Saturday, April 28, 2012

Back on My Feet--More than Just a Running Service--An Approach to Life

Yesterday, I happened to be staying overnight in Washington DC for a two day conference.  Since I know that Back on My Feet groups everywhere run Monday/Wednesday/Friday during the week, on Thursday, I emailed a staff member of Back on My Feet--Baltimore, who put me in touch with a staff member from Back on My Feet--Washindton DC, who put me in touch with two team leaders, and less than 24 hours later I was leaving my hotel to jog for a circle up with Team La Casa at 5:45 AM in a part of Washington DC I'd never seen before.  I enjoyed running 2 miles with the group, meeting a lot of new people, and adding a few miles as a social activity rather than just a run as part of my 6.5 mile total yesterday morning.  But running with Back on My Feet in a different city while away for work is not just about finding a few people to run with for a social activity.

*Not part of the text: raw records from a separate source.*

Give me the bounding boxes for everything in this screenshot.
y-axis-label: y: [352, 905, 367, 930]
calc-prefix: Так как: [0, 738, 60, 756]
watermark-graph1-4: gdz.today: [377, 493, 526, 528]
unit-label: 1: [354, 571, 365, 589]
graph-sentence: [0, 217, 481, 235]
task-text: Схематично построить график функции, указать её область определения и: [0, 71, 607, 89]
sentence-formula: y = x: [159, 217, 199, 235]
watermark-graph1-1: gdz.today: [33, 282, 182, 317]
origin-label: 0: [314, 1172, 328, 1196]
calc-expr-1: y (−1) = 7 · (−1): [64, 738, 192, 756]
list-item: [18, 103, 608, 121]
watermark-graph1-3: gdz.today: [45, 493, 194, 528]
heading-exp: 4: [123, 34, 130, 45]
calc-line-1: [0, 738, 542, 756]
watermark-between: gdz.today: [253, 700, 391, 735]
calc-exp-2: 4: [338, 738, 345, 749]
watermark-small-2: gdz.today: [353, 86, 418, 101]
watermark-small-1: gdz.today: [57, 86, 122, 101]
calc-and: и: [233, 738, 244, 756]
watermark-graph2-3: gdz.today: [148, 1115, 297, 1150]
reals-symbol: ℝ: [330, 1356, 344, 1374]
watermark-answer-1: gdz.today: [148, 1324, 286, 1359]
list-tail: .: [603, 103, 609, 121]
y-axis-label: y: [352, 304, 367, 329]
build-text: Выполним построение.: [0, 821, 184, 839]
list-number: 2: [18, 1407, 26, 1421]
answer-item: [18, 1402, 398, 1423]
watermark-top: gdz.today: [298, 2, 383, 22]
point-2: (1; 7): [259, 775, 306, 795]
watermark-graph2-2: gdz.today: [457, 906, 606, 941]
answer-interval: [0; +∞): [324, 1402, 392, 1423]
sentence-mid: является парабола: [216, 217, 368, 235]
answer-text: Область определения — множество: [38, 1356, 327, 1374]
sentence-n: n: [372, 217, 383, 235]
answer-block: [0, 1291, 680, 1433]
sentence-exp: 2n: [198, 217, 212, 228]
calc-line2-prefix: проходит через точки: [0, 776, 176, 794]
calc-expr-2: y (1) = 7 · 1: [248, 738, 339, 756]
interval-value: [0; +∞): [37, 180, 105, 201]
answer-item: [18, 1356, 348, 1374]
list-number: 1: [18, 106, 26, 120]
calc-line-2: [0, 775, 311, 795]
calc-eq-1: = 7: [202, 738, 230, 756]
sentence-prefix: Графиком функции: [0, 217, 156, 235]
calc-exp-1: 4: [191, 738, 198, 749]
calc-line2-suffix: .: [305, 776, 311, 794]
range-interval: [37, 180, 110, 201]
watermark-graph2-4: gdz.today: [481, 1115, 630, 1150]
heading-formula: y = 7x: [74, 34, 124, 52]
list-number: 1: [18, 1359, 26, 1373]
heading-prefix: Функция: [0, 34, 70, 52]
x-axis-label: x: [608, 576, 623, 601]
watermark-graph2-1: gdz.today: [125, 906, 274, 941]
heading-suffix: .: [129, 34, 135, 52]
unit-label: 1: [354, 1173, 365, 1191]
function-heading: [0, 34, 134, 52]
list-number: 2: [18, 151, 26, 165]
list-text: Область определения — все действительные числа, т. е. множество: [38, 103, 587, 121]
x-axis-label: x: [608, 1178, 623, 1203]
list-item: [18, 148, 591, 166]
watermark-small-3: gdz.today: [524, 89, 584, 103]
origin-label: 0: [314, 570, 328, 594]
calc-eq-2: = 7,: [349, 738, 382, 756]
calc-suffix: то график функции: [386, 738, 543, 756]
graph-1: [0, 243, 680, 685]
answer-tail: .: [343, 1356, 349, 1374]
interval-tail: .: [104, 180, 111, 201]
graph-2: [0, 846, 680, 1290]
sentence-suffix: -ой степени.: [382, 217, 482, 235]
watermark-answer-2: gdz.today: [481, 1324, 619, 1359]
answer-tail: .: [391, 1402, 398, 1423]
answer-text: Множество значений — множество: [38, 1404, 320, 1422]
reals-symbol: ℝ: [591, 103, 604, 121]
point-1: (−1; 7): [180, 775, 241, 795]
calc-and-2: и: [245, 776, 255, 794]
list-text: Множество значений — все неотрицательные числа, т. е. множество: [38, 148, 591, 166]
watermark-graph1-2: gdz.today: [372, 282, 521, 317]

Back on My Feet has established a process by which its team get togethers proceed.  I felt immediately at ease meeting and greeting with hugs as I arrived.  The team in DC circled up and had announcements in a way that seemed familiar.  Their approach to learning everyone's name was a bit different than my team's in Baltimore but that is okay.  Each person said their name just once and answered a question.  Yesterday's was favorite cupcake flavor--red velvet in my case.  Then the run with lots of chatting and a circle at the end that ended with the cheer "Back on My Feet--Keep coming back".

In the starting circe, the team leader for La Casa mentioned the degree to which Back on My Feet provides community so that they could have the opportunity to welcome a Baltimore teammate who happened to be in town for the day.  One could also refer to as a just plain "company" rather than community but it is definitely something more.  I also heard it referred to as fellowship or "extended family" in a figurative way.  The community feeling is always present.  And being referred to as a teammate who just happened to be from Baltimore was a reminder that other than the fact that some of those who run with Back on My Feet are in some type of recovery while others come from the community to run with them, once we are in circle we are all just teammates.  Everyone is equal.  Everyone cares about each other.

The organization is not religious.  We do recite a version of the Serenity Prayer at least once for each run.  Team La Casa actually recited it at the start and finish.  But that is a general prayer for serenity, courage, and wisdom to a higher power as it is treated within the organization.  Despite the fact that the organization is not explicitly "of any faith" the principles of community, care for each other, and equality among members reminded me of something from the Bible and one interpretation of the success of early Christianity.  On the first, the Bible verses I am thinking of are Matthew22:36-40 from the New American Bible Revised Edition:

36 “Teacher, which commandment in the law is the greatest?”
37 He said to him, “You shall love the Lord, your God, with all your heart, with all your soul, and with all your mind.
38 This is the greatest and the first commandment.
39 The second is like it: You shall love your neighbor as yourself.
40 The whole law and the prophets depend on these two commandments.”

It is verse 39 which is most striking and makes me think of the approach to others promoted by Back on My Feet.

For the early Christian community, there was a Frontline program on PBS where I saw at least one historian's interpretation.  You can read the complete story here.   Here is the paragraph I find most moving:

"Now the Christian community, as we have it particularly in the letters of Paul, begins with a formula that is a baptismal formula, which says in Christ there is neither Jew nor Greek, neither male nor female, neither slave nor free. This is a sociological formula that defines a new community. Here is a community that invites you, which makes you an equal with all other members of that community. Which does not give you any disadvantages. On the contrary, it gives even the lowliest slave personal dignity and status. Moreover, the commandment of love is decisive. That is, the care for each other becomes very important. People are taken out of an isolation."
Back on My Feet is still a young organization guided by a powerful idea. If the idea and the organization continue to be nurtured so that I feel the sense of community at every run with Team Christopher's Place, at every local race the entire Baltimore BoMF family runs, and every time when I try to get together with local groups when I travel, and if the organizational leadership (paid and volunteer) does their best to make sure that everyone shares that sense of community, I believe the organization will go far.